Those Who Persevered

While I photographed Jackie pruning Wedding Day, which, with her further endeavours elsewhere this morning, provided me with more clippings to chop and bag up this afternoon,

I spotted a shield bug riding a nearby hibiscus.

Later this afternoon we went in search of the surviving entries of the Hordle Scarecrow Trail.

These entries have already featured in earlier posts.

This one, in Stoneleigh Avenue, entitled ‘Key Workers and Caped Crusaders’, suffered badly in the recent storms.

In Sycamore Road, Pierre Latour celebrated a ‘Tour de France’ victory.

Dominic Cummings’s weak eyesight excuse for flouting lockdown restrictions was displayed in Sky End Lane.

Hordle Pharmacy in Ashley Lane, normally a regular entrant, did not register this year, although these two beauties feature in the shop window.

We were unable to view two others: one was destroyed in the storms, another is a hairdresser’s submission placed outside the shop when it is open – not on Saturday afternoons.

Those who persevered with this year’s fraught event are to be congratulated.

After the Hordle tour we continued into the forest, pausing at Coombe Lane where I photographed masked horses and inquisitive cattle atop a tumbling landscape where bonfire smoke resembled a spraying waterfall.

This evening we dined once more on Jackie’s splendidly succulent beef pie; very tasty gravy; boiled new potatoes; tender cabbage and crunchy carrots and cauliflower with which she drank Beck’s and I drank Gestos 2018, a sublimely smooth Malbec.


  1. pruning continues and nice capture of a bug.
    fun event and very relevant in these trying times! horses and cattle photos are delightful especially the masked spotted one! thanks, as always! 🙂

  2. Loved to see the scarecrow trail, especially Dominic Cummings! Well done that person.
    We didn’t have one this year, such a shame.

  3. The scarecrows are always so creative. It’s a shame the pandemic and weather made the entries sparse, but “those who persevered” did an excellent job. I particularly liked the Tour de France. Beautiful pastoral scenes as well.

  4. Jackie always looks so happy in her garden with you. My you two have many more years together in your bit of paradise!

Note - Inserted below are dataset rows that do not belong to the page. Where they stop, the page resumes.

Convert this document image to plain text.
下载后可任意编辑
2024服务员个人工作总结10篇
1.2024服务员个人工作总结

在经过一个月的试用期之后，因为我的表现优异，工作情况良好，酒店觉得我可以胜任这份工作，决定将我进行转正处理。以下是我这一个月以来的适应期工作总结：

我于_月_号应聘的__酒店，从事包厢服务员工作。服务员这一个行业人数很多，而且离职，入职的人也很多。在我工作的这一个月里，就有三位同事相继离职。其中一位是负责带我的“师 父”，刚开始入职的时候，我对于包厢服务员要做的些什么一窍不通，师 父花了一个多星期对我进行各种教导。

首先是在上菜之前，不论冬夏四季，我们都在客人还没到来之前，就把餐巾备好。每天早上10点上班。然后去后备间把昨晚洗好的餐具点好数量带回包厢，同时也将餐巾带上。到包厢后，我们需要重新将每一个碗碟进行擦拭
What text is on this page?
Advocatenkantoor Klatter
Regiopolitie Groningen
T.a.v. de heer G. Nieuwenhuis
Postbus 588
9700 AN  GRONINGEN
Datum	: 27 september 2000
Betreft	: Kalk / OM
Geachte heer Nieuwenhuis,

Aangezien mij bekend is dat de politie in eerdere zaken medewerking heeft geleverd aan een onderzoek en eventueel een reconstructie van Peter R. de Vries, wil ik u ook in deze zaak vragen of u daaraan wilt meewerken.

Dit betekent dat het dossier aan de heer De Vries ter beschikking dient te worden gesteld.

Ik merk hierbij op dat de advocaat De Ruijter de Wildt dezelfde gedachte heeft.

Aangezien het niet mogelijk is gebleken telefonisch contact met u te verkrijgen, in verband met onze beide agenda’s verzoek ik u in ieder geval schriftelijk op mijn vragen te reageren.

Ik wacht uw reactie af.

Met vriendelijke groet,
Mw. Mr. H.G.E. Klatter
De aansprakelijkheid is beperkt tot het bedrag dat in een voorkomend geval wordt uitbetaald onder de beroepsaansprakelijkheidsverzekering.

    The scarecrow tour was enjoyable, and as always, I love the forest horses and cows. 🙂

  5. Thank you for sharing the scarecrows. I’m always impressed about how much work goes into them. I love the photo of the horse grazing on tumbling landscape with the smoky waterfall.

      1. You’re welcome, Derrick. Driving the back roads to Vermont on Saturday, my husband and I experienced our shame of odiferous muck heaps. Not exactly a delight . . . 😉

  6. The scarecrows were just what was needed as I listen to our tired Premiere inform people In Melbourne that they have at least 2 more weeks of level 4 restrictions. In the regions, we will have a minor easing, but I agree with his adhering to the medical/scientific advice.

  7. Those are commendable artworks that have survived the storms of the environment and the pandemic. The white cow is reflecting the exact amount of the abounding sunlight; I’d have loved to set the exposure of my camera on it!

  8. The masked horse is so beautiful!!! 🙂

    Thank you for sharing Scarecrow Trail! It is interesting (and fun) to see people’s creativity and take in the messages they feel are important. A lot of people will pay attention to those and that is a good thing. 🙂

    The shield bug is cute…but is he garden-friend or garden-foe?!?!

    Jackie in her garden-camo… but her beautiful smile gave her away! 🙂
    As long as Jackie keeps working…you will have work to do, too, Derrick! Great teamwork, you two!

    HUGS!!! 🙂
    PS…I was going to share some insect puns, but I don’t want to bug you! 😉 😀 😛

    1. Thank you, too, Carolyn, especially for prompting me to look up shield bugs. Apparently in quantities they can become major pests – they suck sap from plants and can eat other insects. They also stink. You almost failed to share insect puns, but couldn’t quite manage it X

  9. Before I retired many of the fellows who worked for me were from South America, particularly from Chile and Argentina and there were two great rivalries between them – soccer and wine. Based on their recommendations, and a judicious course of sampling, I developed an abiding love of Malbecs. I am happy that you too have discovered their charms.